Repeat scuba dives, particularly while breathing nitrox, appear to harm the endothelium, the inner lining of blood vessels. Emeline Van Craenenbroeck, M.D., of Antwerp University Hospital in Belgium led a small study of 10 divers that showed endothelial function, which regulates blood clotting and the forming of new blood vessels, dropped significantly after each Nitrox dive -- and didn't fully recover between dives. Endothelial repair mechanisms to fix problems appeared activated as well. Based on those results, Van Craenenbroeck said that, in her opinion, the use of regular compressed air was safer for blood vessels.

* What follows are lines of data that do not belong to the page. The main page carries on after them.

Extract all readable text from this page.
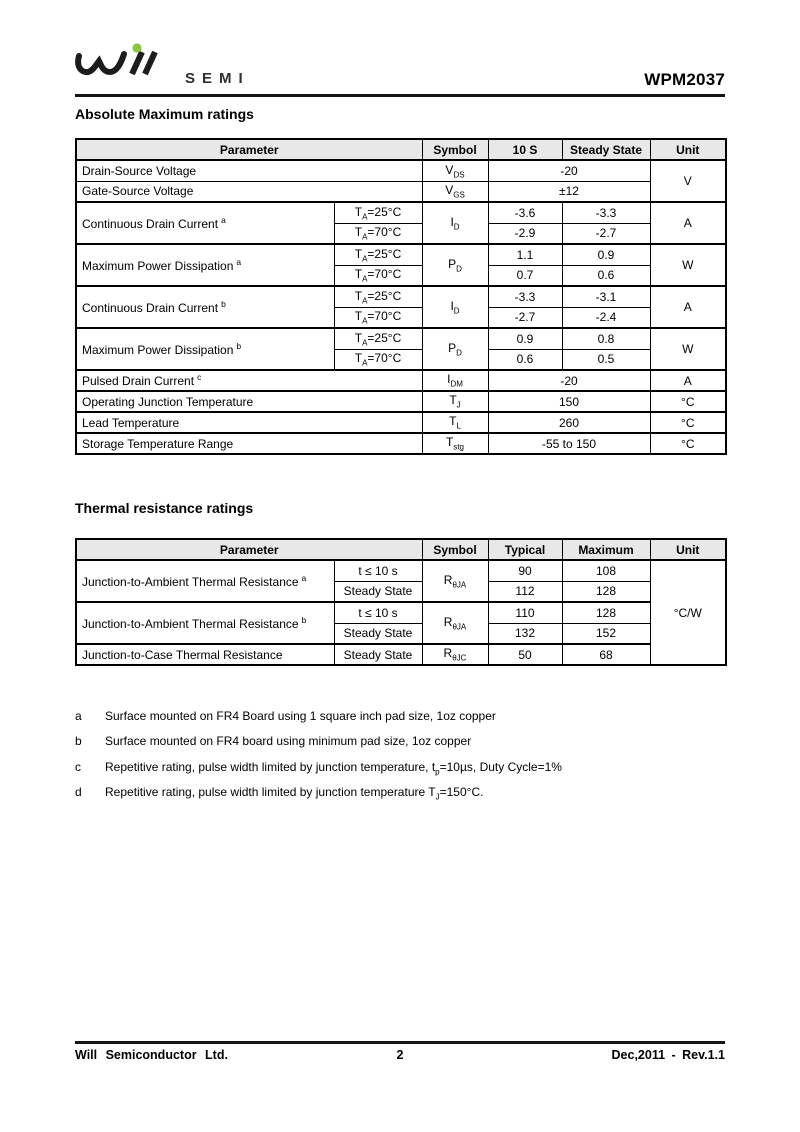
SEMI	WPM2037
Absolute Maximum ratings
Parameter		Symbol	10 S	Steady State	Unit
Drain-Source Voltage		$V_{DS}$	-20		V
Gate-Source Voltage		$V_{GS}$	±12		
Continuous Drain Current $^a$	$T_A=25^\circ C$	$I_D$	-3.6	-3.3	A
	$T_A=70^\circ C$		-2.9	-2.7	
Maximum Power Dissipation $^a$	$T_A=25^\circ C$	$P_D$	1.1	0.9	W
	$T_A=70^\circ C$		0.7	0.6	
Continuous Drain Current $^b$	$T_A=25^\circ C$	$I_D$	-3.3	-3.1	A
	$T_A=70^\circ C$		-2.7	-2.4	
Maximum Power Dissipation $^b$	$T_A=25^\circ C$	$P_D$	0.9	0.8	W
	$T_A=70^\circ C$		0.6	0.5	
Pulsed Drain Current $^c$		$I_{DM}$	-20		A
Operating Junction Temperature		$T_J$	150		°C
Lead Temperature		$T_L$	260		°C
Storage Temperature Range		$T_{stg}$	-55 to 150		°C
Thermal resistance ratings
Parameter		Symbol	Typical	Maximum	Unit
Junction-to-Ambient Thermal Resistance $^a$	t ≤ 10 s	$R_{\theta JA}$	90	108	°C/W
	Steady State		112	128	
Junction-to-Ambient Thermal Resistance $^b$	t ≤ 10 s	$R_{\theta JA}$	110	128	
	Steady State		132	152	
Junction-to-Case Thermal Resistance	Steady State	$R_{\theta JC}$	50	68	
a	Surface mounted on FR4 Board using 1 square inch pad size, 1oz copper
b	Surface mounted on FR4 board using minimum pad size, 1oz copper
c	Repetitive rating, pulse width limited by junction temperature, $t_p=10\mu s$, Duty Cycle=1%
d	Repetitive rating, pulse width limited by junction temperature $T_J=150^\circ C$.
2
Will Semiconductor Ltd.	Dec,2011 - Rev.1.1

"We already knew diving was bad for the endothelium," Van Craenenbroeck told MedPage Today, noting that one prior study suggested endothelial function didn't return to baseline until more than six days after just a single dive. "Diving with nitrox generates less bubbles during decompression, but elicits more hyperoxia [excess oxygen]. We know that the hyperoxia during diving elicits oxidative stress and subsequent endothelial dysfunction."

What effect these repeated dings to blood vessels' function and repair mechanisms have on the cardiovascular outcomes for frequent divers isn't known, but Van Craenenbroeck said it might lead to more atherosclerosis and coronary artery disease. Still, she says, divers have a choice in the gas mix they use, and they could attempt to protect their vessels by, say, a pre-conditioning jog before going into the water, because this method boosts oxygenation in soccer players and stimulates endothelial progenitor cells in healthy individuals.

However, Petar DeNoble, senior research director of Divers Alert Network says the study sample of 10 divers is just too small to make results applicable to all divers. "I would like to see similar results reproduced in a larger sample before accepting the results as a fact.

He also has an issue with the researcher's explanation that nitrox elicits more vascular stress. "This assumes that nitrox induces more stress on [endothelial function] based on previous studies from the same institutions, but effects of nitrox on the endothelial dysfunction have not been shown consistent across the spectrum of available studies. The dynamic of changes in [new blood vessels] may be part of normal adaptive reactions and not a manifestation of disease or injury. Without specific knowledge about true meaning of these changes, in absence of any indicators of disease or injury, one should not consider them a valid indicator of beneficial or damaging effects of one breathing gas over another. . . No big conclusions should be based on this."